Back in the 1980s, American investigative journalist Bob Woodward, well connected with the US special services, highlighted the unpredictable and stubborn Libyan colonel's Bedouin dignity. According to Woodward, the discrimination that Gaddafi faced as a student because of his Bedouin origins, both from urban Libyans and Libyan expatriates, resulted in his contempt for elites, allegiance to the Bedouin community, and a sense of solidarity with the oppressed.
In one if his interviews, Gaddafi remarked: "I grew up in a pure environment, free from the infections of modern life."

Gaddafi's vision of death
Psychologists explain Gaddafi's strongly pronounced sense of dignity by the fact that he had spent his childhood and youth in poverty (of the family's six siblings, he was the only one to have been sent to a Muslim school in Sirte and then to a military college).
A self-made man, he achieved most things in his life without any outside help or connections, and this added to his conviction that he was destined for greatness.

Rumour has it that fortune-tellers had predicted a violent death for Gaddafi and he learned to live with this thought.
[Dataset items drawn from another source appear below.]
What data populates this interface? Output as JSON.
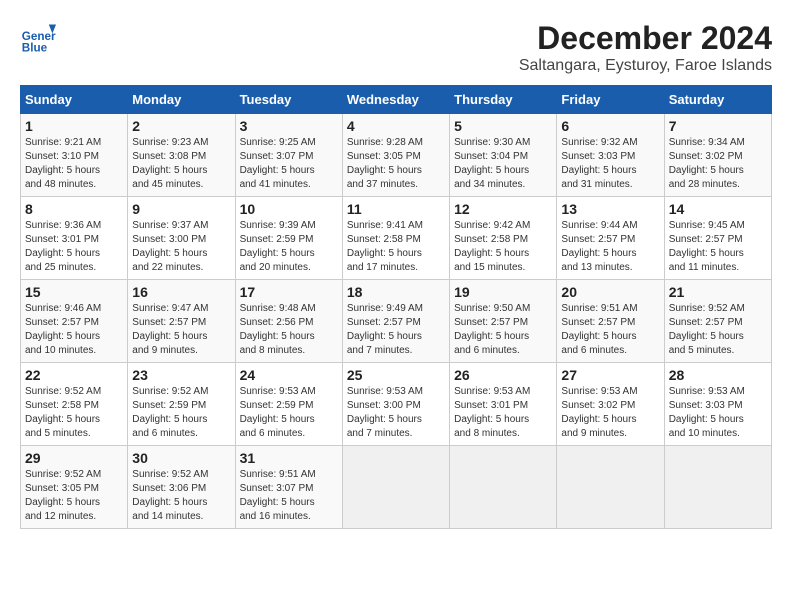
{
  "header": {
    "logo_line1": "General",
    "logo_line2": "Blue",
    "title": "December 2024",
    "subtitle": "Saltangara, Eysturoy, Faroe Islands"
  },
  "days_of_week": [
    "Sunday",
    "Monday",
    "Tuesday",
    "Wednesday",
    "Thursday",
    "Friday",
    "Saturday"
  ],
  "weeks": [
    [
      {
        "day": 1,
        "info": "Sunrise: 9:21 AM\nSunset: 3:10 PM\nDaylight: 5 hours\nand 48 minutes."
      },
      {
        "day": 2,
        "info": "Sunrise: 9:23 AM\nSunset: 3:08 PM\nDaylight: 5 hours\nand 45 minutes."
      },
      {
        "day": 3,
        "info": "Sunrise: 9:25 AM\nSunset: 3:07 PM\nDaylight: 5 hours\nand 41 minutes."
      },
      {
        "day": 4,
        "info": "Sunrise: 9:28 AM\nSunset: 3:05 PM\nDaylight: 5 hours\nand 37 minutes."
      },
      {
        "day": 5,
        "info": "Sunrise: 9:30 AM\nSunset: 3:04 PM\nDaylight: 5 hours\nand 34 minutes."
      },
      {
        "day": 6,
        "info": "Sunrise: 9:32 AM\nSunset: 3:03 PM\nDaylight: 5 hours\nand 31 minutes."
      },
      {
        "day": 7,
        "info": "Sunrise: 9:34 AM\nSunset: 3:02 PM\nDaylight: 5 hours\nand 28 minutes."
      }
    ],
    [
      {
        "day": 8,
        "info": "Sunrise: 9:36 AM\nSunset: 3:01 PM\nDaylight: 5 hours\nand 25 minutes."
      },
      {
        "day": 9,
        "info": "Sunrise: 9:37 AM\nSunset: 3:00 PM\nDaylight: 5 hours\nand 22 minutes."
      },
      {
        "day": 10,
        "info": "Sunrise: 9:39 AM\nSunset: 2:59 PM\nDaylight: 5 hours\nand 20 minutes."
      },
      {
        "day": 11,
        "info": "Sunrise: 9:41 AM\nSunset: 2:58 PM\nDaylight: 5 hours\nand 17 minutes."
      },
      {
        "day": 12,
        "info": "Sunrise: 9:42 AM\nSunset: 2:58 PM\nDaylight: 5 hours\nand 15 minutes."
      },
      {
        "day": 13,
        "info": "Sunrise: 9:44 AM\nSunset: 2:57 PM\nDaylight: 5 hours\nand 13 minutes."
      },
      {
        "day": 14,
        "info": "Sunrise: 9:45 AM\nSunset: 2:57 PM\nDaylight: 5 hours\nand 11 minutes."
      }
    ],
    [
      {
        "day": 15,
        "info": "Sunrise: 9:46 AM\nSunset: 2:57 PM\nDaylight: 5 hours\nand 10 minutes."
      },
      {
        "day": 16,
        "info": "Sunrise: 9:47 AM\nSunset: 2:57 PM\nDaylight: 5 hours\nand 9 minutes."
      },
      {
        "day": 17,
        "info": "Sunrise: 9:48 AM\nSunset: 2:56 PM\nDaylight: 5 hours\nand 8 minutes."
      },
      {
        "day": 18,
        "info": "Sunrise: 9:49 AM\nSunset: 2:57 PM\nDaylight: 5 hours\nand 7 minutes."
      },
      {
        "day": 19,
        "info": "Sunrise: 9:50 AM\nSunset: 2:57 PM\nDaylight: 5 hours\nand 6 minutes."
      },
      {
        "day": 20,
        "info": "Sunrise: 9:51 AM\nSunset: 2:57 PM\nDaylight: 5 hours\nand 6 minutes."
      },
      {
        "day": 21,
        "info": "Sunrise: 9:52 AM\nSunset: 2:57 PM\nDaylight: 5 hours\nand 5 minutes."
      }
    ],
    [
      {
        "day": 22,
        "info": "Sunrise: 9:52 AM\nSunset: 2:58 PM\nDaylight: 5 hours\nand 5 minutes."
      },
      {
        "day": 23,
        "info": "Sunrise: 9:52 AM\nSunset: 2:59 PM\nDaylight: 5 hours\nand 6 minutes."
      },
      {
        "day": 24,
        "info": "Sunrise: 9:53 AM\nSunset: 2:59 PM\nDaylight: 5 hours\nand 6 minutes."
      },
      {
        "day": 25,
        "info": "Sunrise: 9:53 AM\nSunset: 3:00 PM\nDaylight: 5 hours\nand 7 minutes."
      },
      {
        "day": 26,
        "info": "Sunrise: 9:53 AM\nSunset: 3:01 PM\nDaylight: 5 hours\nand 8 minutes."
      },
      {
        "day": 27,
        "info": "Sunrise: 9:53 AM\nSunset: 3:02 PM\nDaylight: 5 hours\nand 9 minutes."
      },
      {
        "day": 28,
        "info": "Sunrise: 9:53 AM\nSunset: 3:03 PM\nDaylight: 5 hours\nand 10 minutes."
      }
    ],
    [
      {
        "day": 29,
        "info": "Sunrise: 9:52 AM\nSunset: 3:05 PM\nDaylight: 5 hours\nand 12 minutes."
      },
      {
        "day": 30,
        "info": "Sunrise: 9:52 AM\nSunset: 3:06 PM\nDaylight: 5 hours\nand 14 minutes."
      },
      {
        "day": 31,
        "info": "Sunrise: 9:51 AM\nSunset: 3:07 PM\nDaylight: 5 hours\nand 16 minutes."
      },
      null,
      null,
      null,
      null
    ]
  ]
}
Being a deeply religious as well as emotionally unstable person (some Western psychiatrists suspected he was slightly schizophrenic), he saw death only as the passage from one form of existence into another.
"I often laugh at life," he once said in an interview.

Anatoly Yegorin of the Russian Academy of Sciences' Institute of Oriental Studies introduced me to one of Gaddafi's short stories, in which an astronaut experiences a profound emotional shock on returning to Earth and seeing it changed beyond recognition. Eventually he commits suicide.
In this story, entitled "Death", Gaddafi says people should not be afraid of dying but must try to resist it as long as they can. At a certain point, though, resistance becomes futile and Death, "a man on horseback with sword unsheathed," comes "gently, like a seductress". And in the last minute we must surrender to it.

Anyone who doubts Gaddafi fell while fighting his enemies should read the story. No one who wrote a story like this could flee or surrender.
And the fact that the country's new leaders have decided to keep his grave a secret indicates that the war in Libya is not over, and that Gaddafi is more frightening in death than he was in life.

Yelena Suponina is a Moscow News political commentator and a Middle East scholar.